Consequently, fertility rates have continued to decline and life expectancy has risen.
Life expectancy at birth is over 80 now in 33 countries.
Aging is occurring fastest in developing countries, including those with large youth populations.
As life expectancy rises and birth rates decline in developed countries, the median age rises accordingly: this process is taking place in nearly every country in the world.
A rising median age can have significant social and economic implications: Older people generally incur more health-related costs, cost more in worker’s compensation and pension liabilities.
The Bureau of Labor Statistics estimated that one in four American workers were 55 or older in 2020.
The most urgent concerns of older persons worldwide is income security.
From a sociological and mental health point of view aging is seen in five different views: aging as maturity, aging as decline, aging as a life-cycle event, aging as generation, and aging as survival.
Aging correlates often include economics, employment, marriage, children, education, and sense of control.
Retirement, a common transition faced by the elderly, may have both positive and negative consequences.
There is a current debate as to whether or not the pursuit of longevity and the postponement of senescence are cost-effective health care goals given finite health care resources.
Health problems become more prevalent as people get older, and include mental health problems as well as physical health problems, especially dementia.
Generally, aversion to aging is a Western attitude, while in other places around the world, old age is celebrated and honored.
Positive self-perceptions of aging are associated with better mental and physical health and well-being.
Positive self-perception of health has been correlated with higher well-being and reduced mortality among the elderly.
This finding is generally stronger for men than women.
As people age, subjective health remains relatively stable, even though objective health worsens: This phenomenon is known as the paradox of aging.

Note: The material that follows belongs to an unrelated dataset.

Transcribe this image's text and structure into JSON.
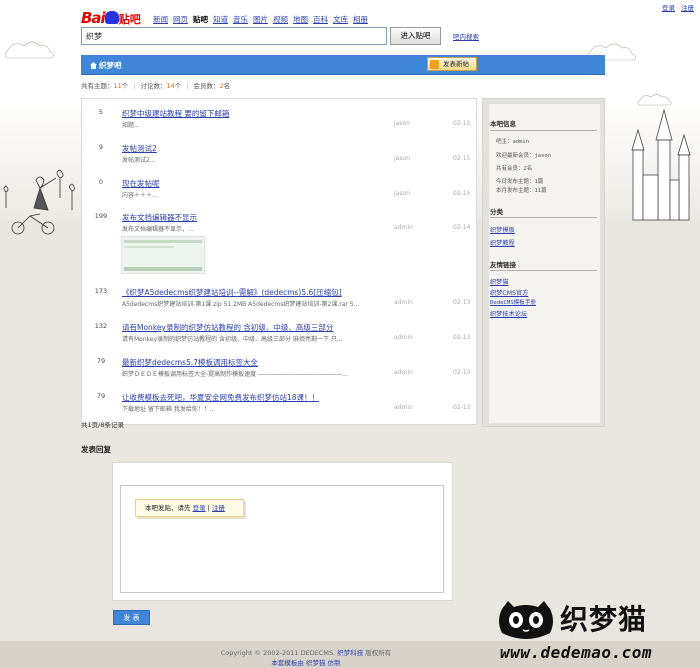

The older people get, the more they may consider themselves in better health than their same-aged peers.
Elderly people often associate their functional and physical decline with the normal aging process.
Traditional definitions of successful aging have emphasized absence of physical and cognitive disabilities.
Successful aging involves three components: a) freedom from disease and disability, b) high cognitive and physical functioning, and c) social and productive engagement.